Sans le sponsoring, le Puplinge Classique Festival ne pourrait pas fonctionner. Il représente environ trois-quarts de ses fonds, alors que la vente des billets, elle, que 10%. François-Xavier Poizat, fondateur et directeur du festival, se dit chanceux. «C’est plus facile de trouver des sponsors en musique classique que pour d'autres formes d'art. Notre budget actuel est 15 fois supérieur à notre première édition, grâce justement aux sponsors et mécènes.»

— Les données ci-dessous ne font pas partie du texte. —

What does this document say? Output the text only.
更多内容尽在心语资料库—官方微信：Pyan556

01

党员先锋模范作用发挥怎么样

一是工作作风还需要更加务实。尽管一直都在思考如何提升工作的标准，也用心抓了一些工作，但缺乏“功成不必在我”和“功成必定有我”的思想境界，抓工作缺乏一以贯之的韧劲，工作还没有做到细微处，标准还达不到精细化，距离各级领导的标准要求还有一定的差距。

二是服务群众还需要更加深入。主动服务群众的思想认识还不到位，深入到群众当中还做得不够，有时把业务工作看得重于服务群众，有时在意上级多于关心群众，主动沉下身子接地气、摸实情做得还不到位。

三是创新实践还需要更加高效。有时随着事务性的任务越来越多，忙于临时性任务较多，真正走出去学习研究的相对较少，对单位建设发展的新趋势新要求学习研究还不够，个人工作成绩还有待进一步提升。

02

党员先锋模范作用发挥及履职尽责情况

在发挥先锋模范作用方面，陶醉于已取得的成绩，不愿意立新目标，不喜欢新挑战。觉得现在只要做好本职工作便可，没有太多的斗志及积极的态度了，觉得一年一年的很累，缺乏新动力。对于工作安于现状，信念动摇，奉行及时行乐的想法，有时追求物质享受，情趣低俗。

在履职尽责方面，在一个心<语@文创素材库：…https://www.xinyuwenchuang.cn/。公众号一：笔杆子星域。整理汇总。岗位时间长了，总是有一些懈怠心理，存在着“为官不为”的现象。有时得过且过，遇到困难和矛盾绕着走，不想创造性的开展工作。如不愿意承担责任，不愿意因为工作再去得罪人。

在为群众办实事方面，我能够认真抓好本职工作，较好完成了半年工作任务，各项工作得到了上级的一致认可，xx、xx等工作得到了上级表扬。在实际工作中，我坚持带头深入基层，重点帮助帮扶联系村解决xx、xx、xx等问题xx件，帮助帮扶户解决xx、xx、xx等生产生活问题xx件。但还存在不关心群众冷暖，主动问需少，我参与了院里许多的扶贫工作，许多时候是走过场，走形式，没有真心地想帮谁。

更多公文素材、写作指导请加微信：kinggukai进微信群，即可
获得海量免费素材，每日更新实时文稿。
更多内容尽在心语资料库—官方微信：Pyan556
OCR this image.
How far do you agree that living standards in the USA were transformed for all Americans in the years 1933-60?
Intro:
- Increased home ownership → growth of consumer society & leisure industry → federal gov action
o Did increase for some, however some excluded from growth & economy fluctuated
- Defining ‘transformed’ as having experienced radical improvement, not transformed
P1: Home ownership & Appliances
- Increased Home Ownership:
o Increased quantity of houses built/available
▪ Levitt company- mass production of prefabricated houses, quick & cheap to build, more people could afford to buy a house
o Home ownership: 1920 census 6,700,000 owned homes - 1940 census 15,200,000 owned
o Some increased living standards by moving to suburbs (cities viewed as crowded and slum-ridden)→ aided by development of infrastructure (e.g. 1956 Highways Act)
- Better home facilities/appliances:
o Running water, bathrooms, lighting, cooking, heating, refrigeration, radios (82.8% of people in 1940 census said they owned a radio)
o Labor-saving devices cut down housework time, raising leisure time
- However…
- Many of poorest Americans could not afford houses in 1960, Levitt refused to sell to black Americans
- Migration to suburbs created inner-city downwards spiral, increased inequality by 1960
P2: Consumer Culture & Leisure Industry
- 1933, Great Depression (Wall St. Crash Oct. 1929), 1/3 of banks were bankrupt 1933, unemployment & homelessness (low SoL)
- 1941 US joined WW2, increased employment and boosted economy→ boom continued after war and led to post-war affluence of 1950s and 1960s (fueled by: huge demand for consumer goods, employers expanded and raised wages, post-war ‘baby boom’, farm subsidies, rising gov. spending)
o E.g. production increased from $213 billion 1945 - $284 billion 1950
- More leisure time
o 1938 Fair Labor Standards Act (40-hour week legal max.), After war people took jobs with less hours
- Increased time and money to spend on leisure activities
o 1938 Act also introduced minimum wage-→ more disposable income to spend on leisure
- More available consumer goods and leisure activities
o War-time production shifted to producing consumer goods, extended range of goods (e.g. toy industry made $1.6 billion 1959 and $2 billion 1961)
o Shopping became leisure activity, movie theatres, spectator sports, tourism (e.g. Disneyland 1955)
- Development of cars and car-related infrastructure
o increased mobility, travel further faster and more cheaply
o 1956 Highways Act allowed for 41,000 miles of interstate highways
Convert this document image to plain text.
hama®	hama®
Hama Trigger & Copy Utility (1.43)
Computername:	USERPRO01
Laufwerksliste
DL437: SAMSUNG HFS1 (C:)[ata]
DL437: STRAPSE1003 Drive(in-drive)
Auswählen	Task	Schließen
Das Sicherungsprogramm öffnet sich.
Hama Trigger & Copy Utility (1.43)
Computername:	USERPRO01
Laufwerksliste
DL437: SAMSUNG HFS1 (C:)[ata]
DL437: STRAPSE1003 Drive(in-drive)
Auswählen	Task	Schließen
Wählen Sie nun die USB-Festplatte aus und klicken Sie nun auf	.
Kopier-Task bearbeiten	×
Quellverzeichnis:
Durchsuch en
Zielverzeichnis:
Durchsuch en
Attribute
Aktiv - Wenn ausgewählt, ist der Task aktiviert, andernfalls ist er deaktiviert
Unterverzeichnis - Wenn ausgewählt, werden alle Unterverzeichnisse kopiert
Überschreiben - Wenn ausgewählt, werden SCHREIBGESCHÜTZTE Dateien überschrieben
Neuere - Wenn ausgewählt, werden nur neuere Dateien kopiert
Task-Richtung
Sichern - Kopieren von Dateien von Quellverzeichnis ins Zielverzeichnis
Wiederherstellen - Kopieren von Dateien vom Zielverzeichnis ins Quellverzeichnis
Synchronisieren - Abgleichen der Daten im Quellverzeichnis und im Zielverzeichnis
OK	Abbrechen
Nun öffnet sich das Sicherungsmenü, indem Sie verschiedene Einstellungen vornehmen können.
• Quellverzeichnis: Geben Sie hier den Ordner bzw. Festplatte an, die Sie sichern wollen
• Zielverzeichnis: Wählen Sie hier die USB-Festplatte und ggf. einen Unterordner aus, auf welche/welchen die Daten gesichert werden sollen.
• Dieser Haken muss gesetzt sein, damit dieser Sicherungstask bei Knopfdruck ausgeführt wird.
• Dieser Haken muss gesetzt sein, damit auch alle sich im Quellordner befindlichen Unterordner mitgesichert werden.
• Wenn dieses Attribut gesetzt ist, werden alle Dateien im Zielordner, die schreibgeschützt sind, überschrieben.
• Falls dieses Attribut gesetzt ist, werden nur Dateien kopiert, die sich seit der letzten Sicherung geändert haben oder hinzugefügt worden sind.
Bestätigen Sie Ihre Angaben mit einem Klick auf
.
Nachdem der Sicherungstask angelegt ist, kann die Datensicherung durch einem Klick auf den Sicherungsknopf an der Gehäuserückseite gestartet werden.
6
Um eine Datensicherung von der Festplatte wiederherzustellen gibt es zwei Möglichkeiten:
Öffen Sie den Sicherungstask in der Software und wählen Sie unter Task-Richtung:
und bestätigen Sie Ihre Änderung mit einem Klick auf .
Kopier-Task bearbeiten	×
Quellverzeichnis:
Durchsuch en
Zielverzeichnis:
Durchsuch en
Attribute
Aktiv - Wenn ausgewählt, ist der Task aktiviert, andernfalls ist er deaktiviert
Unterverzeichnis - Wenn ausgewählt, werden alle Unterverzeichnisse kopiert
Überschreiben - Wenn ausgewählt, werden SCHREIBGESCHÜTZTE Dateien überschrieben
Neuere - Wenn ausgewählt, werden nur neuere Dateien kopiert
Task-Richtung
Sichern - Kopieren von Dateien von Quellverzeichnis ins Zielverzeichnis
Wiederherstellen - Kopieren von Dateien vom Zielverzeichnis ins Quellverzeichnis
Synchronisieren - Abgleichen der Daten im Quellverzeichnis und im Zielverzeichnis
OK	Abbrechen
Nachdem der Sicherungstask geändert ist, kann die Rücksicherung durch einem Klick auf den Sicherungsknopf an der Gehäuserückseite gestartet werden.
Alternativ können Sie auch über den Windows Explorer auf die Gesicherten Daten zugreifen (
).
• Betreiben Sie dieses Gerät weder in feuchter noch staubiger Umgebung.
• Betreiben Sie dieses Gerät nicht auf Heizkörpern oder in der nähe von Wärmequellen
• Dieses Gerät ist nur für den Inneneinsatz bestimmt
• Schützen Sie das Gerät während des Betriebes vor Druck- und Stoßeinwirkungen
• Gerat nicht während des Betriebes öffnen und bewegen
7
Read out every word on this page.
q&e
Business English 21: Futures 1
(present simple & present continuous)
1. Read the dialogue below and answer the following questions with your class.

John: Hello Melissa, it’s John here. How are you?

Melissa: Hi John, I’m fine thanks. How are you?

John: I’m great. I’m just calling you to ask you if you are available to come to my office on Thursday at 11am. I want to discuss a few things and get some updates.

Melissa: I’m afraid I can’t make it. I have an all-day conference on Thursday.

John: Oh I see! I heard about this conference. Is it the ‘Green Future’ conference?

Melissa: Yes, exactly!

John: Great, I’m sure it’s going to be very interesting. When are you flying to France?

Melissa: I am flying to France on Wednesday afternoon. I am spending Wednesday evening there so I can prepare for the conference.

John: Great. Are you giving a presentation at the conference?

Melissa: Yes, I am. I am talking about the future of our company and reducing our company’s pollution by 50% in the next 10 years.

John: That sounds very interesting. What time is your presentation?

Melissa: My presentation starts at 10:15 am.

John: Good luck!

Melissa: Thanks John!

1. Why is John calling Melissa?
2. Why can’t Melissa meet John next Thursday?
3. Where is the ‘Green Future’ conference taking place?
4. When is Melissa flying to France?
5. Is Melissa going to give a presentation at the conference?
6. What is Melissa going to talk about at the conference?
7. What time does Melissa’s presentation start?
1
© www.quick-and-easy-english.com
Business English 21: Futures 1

Son de cloche différent pour l’événement Septembre musical se déroulant entre Montreux et Vevey. Mischa Damev, directeur du festival, déplore la concurrence dans ce milieu. « On reçoit beaucoup d’aide de la commune de Montreux, mais c’est de plus en plus difficile de trouver des sponsors. L’offre d’évènement de musique est très grande et les entreprises doivent faire des choix. » 

Des choix importants pour leur survie: pour l’édition 2019, le partenariat historique entre le Verbier Festival et la filiale Nespresso prend fin. L'événement musical perd son soutien annuel de 250 000 francs sur un budget global de près de 10 millions selon le Nouvelliste.

Les communes subventionnent en large majorité ces événements. Pour le Bellerive, la commune de Collonge-Bellerive le subventionne à hauteur de 48’000 francs. Sur le plan économique, le Bellerive fait figure d’exception dans le paysage des festivals de musique classique. La vente de billet, qui a augmenté de plus de 20% lors de la dernière édition, représente la moitié de ses bénéfices. L’autre moitié provient de la commune et des différents sponsors, fidèles depuis des années.

La musique classique, un monde coûteux

Les cachets des artistes sont très élevés et les instruments coûtent cher. Le budget du Puplinge Classique festival se divise en deux catégories : 60% pour les frais d'honoraires, avec plus des trois-quarts dévolus au budget des artistes, et 40% pour les frais matériels, comprenant les infrastructures et la publicité.

Le bénévolat est aussi une des clés pour pérenniser. Le Septembre musical, qui fête cette année ses 74 ans, défraye l’équipe composée de 8 personnes. Des dizaines de bénévoles travaillent en plus lors de la manifestation. Pour le Bellerive, les deux co-organisatrices sont bénévoles mais décident de rémunérer les jeunes venant travailler pendant la durée de l’événement. «Dire que les organisatrices sont bénévoles est un vrai plus lors de la recherche de fonds. Les sponsors savent que l’argent servira entièrement à l’événement, et non pas à nous verser un salaire», explique Caroline de Senger, co-directrice du festival.

A contrario pour Puplinge, la part de bénévolat est assez faible. L’équipe est constituée de trois organisateurs et d’une quinzaine de personne en plus durant l’événement, seuls trois d’entre eux sont des bénévoles.

Trois festivals, trois modèles économiques différents, mais des formules qui fonctionnent. La 10e édition du Puplinge Classique Festival a débuté le 20 juillet, et se clôturera le 23 août alors que le Bellerive est en route pour sa 25e édition. Pour le Septembre festival, il fêtera cette année sa 74e édition. Elle sera sous le signe du renouveau avec une programmation plus uniquement classique, mais qui souhaite mettre à l’honneur la «haute-culture» d’un pays.